In early November, noted that a pair of propriety US business cycle indicators were showing signs of stabilizing and looked set to “stay moderately positive in the immediate future.” It wasn’t fully clear at the time, and didn’t fully buy into the idea until late-spring 2023. But history now shows that November ended up as a turning point that would evolve into the “resilience” diagnosis for US economic activity in 2023 – resilience that continues, at least for the moment.

And yet the clues are adding up that the resilience may be peaking. To be clear: the odds that an NBER-defined recession has started or is imminent remains a low-probability risk, based on reviewing a wide number of economic and financial-markets indicators. The median nowcast for US GDP in Q3, for instance, continues to reflect moderate growth. But the tide may be in the early stages of peaking/turning, again, albeit modestly, like a thief in the night.

It’s easy to cherry pick a few indicators to make this point, such as the ongoing slide in job openings, which fell in June to the lowest level since March 2021. A more compelling clue is the ongoing but-still gradual decline in the year-over-year growth of nonfarm payrolls, which eased to a 2.2% through July. That’s still a healthy rise, but as each month posts a softer advance, the tipping point for the labor market at some point in the future draws ever closer and clearer.

The possibility of interest rates staying elevated, or perhaps going higher, isn’t helping.
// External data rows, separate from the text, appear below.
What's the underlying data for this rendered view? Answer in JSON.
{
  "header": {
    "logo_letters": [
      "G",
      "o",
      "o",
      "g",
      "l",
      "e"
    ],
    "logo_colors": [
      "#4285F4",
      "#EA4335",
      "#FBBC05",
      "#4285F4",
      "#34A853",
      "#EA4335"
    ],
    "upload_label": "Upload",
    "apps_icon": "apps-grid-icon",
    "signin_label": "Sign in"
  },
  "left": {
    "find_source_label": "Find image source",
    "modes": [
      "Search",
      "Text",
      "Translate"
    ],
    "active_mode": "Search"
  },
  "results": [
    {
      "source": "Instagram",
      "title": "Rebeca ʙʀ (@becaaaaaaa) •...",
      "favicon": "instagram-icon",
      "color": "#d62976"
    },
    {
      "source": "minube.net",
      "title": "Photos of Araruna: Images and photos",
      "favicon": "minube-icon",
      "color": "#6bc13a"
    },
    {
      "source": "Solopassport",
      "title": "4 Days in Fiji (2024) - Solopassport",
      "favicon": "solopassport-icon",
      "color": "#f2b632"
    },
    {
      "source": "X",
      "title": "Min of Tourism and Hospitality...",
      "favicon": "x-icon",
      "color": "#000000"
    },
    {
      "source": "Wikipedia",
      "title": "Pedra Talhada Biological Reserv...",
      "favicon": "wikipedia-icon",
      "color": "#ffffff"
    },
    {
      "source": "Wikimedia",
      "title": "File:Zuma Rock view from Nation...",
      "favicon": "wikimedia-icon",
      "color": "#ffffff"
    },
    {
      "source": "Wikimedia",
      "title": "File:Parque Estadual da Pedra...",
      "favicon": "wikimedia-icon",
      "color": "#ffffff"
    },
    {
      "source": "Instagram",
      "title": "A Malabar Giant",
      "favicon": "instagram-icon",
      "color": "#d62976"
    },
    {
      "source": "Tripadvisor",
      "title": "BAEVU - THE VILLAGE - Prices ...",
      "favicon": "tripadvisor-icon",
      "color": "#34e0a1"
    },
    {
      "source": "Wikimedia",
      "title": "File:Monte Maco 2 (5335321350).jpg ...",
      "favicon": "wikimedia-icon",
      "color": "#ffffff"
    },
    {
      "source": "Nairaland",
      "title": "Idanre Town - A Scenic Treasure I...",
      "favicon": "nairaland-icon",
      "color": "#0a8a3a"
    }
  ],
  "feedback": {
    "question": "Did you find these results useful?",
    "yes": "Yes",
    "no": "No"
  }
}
Last week Federal Reserve Chairman Powell said: “Although inflation has moved down from its peak — a welcome development — it remains too high.” He added that “We are prepared to raise rates further if appropriate, and intend to hold policy at a restrictive level until we are confident that inflation is moving sustainably down toward our objective.”

Talk is cheap and your editor prefers to focus on the data, particularly a broad, carefully diversified measure of US economic activity. That includes the Economic Trend Index (ETI) and Economic Momentum Index (EMI) that are part of the core analytics for weekly updates of The US Business Cycle Risk Report. As noted in this week’s edition for subscribers, the forward estimates for ETI and EMI posted modest downturns for September – the first declines vs. the previous month recorded this year.

For context, let’s start with the historical view of ETI and EMI. With the benefit of hindsight, the US economic rebound that started in late-2022 is clear and remains intact through July.

The challenge, as always, is modeling current conditions and the very-near-term future. (As a digression, the popular art of trying to forecast economic conditions more than a month or two ahead becomes increasingly pointless/hopeless the further out one looks, but I digress). A relatively methodology developed for The US Business Cycle Risk Report is using an ARIMA model to project each of the 14 indicators in ETI and EMI into the immediate future. This approach has proven valuable for quantitatively guesstimating the aggregated data points for ETI and EMI over the next 1-2 months. On that basis, it appears that the US economic resilience for 2023 may be peaking.

To be fair, it’s premature to take this apparent shift as definitive. Incoming data over the next several weeks may confirm or reject the preliminary trend change. It’s also possible that the moderate growth for the US economy will continue for some period of time, rather than accelerate or decelerate.

Meantime, I’m on peak watch for the US. It could be a false warning, but it’s too soon to tell. While we’re monitoring the numbers in the days and weeks ahead, it’s useful to remember that it’s all too easy to assume that recent economic activity is the best estimate of near-term future activity. That’s true most of the time… until it isn’t.